Игорь при его появлении нескрываемо фыркнул и ушел на кухню читать газету, закрыв за собой дверь.
— Творческая ревность! — кивнул в сторону двери Феликс. — Значит, у нас амнезия?
— Вроде того.
— Печально. Занятно. Для актера это смерть. Но, я надеюсь, все вернется. Зато теперь ты видишь все по-новому.
— Да, — согласилась Лиза, — теперь я вижу все по-новому.
— И слышишь тоже. Я вот тут моноспектакль готовлю. Для малой сцены. «Моцарта и Сальери». То есть я буду и Моцарт, и Сальери. Перевоплощение. Гениальная идея, я десять лет ее вынашиваю. Ефим согласился наконец. Вот ты послушай.
И он с ходу начал изображать, как он будет играть. Его Сальери хмурился, закатывал очи, мрачно клокотал, а Моцарт становился живчиком почти непристойным, но тоже регулярно впадающим в глубокомыслие. Лизе было очень смешно смотреть на эти потуги посредственного ума и мелкого дарования, но она терпеливо выдержала.
— Ну, как? — спросил Феликс.
— Очень хорошо.
— Вот видишь! — воскликнул он. — Это потому, что ты избавилась от предвзятого мнения! Кто меня называл тупым самодовольным чурбаном?
— Кто?
— Да ты же!
— Не может быть! — изумилась Лиза, хотя именно таким и казался ей этот человек, но она теперь видела, что он, в сущности, добрый и безобидный малый, если ж и влюблен в себя, то чисто по-актерски, то есть почти по-детски, наивно и простосердечно.
Умиленный Феликс побеседовал с нею еще полчаса и ушел совершенно счастливый, даже ручку ей на прощанье поцеловав.

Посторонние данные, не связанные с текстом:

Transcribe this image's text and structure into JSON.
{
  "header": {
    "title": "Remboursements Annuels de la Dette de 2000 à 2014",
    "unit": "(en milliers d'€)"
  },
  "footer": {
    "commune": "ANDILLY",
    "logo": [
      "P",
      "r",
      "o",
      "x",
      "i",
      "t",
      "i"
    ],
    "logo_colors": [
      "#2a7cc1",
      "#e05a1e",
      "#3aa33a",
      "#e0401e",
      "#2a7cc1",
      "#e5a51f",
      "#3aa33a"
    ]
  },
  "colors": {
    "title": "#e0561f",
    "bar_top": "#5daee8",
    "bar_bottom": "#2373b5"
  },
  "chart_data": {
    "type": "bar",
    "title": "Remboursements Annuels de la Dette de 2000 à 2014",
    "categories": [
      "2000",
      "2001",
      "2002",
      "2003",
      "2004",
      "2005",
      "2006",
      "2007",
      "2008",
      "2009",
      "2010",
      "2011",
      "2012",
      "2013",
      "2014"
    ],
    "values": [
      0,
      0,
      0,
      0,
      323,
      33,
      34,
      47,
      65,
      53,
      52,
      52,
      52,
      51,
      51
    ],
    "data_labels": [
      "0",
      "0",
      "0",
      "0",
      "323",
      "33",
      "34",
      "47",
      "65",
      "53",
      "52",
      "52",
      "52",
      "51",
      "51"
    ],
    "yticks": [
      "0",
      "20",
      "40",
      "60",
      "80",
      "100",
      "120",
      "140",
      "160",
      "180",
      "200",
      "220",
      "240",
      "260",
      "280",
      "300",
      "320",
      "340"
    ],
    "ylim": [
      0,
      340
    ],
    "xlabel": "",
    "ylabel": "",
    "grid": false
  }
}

И подобных посещений было немало, но стоит, пожалуй, упомянуть только еще об одном: о визите молоденького юноши по имени Виталик, который был рабочим сцены. Он долго мялся и наконец спросил:
— А то, что было восьмого марта, вы тоже не помните? То есть с седьмого на восьмое?
— Нет.
— Ну, это праздник. Женский международный день. Всех женщин театра поздравляли, а потом банкет был. Седьмого было воскресенье, а восьмого понедельник, поэтому полночи праздновали.
— Весело было?
— Очень. А ваш муж дома?
— Нет. Скоро придет.
— Совсем скоро?
— Это имеет значение?
— Да нет… То есть… Короче, я долго ждал. Я еще осенью решил. Но все терпел. А восьмого марта не вытерпел.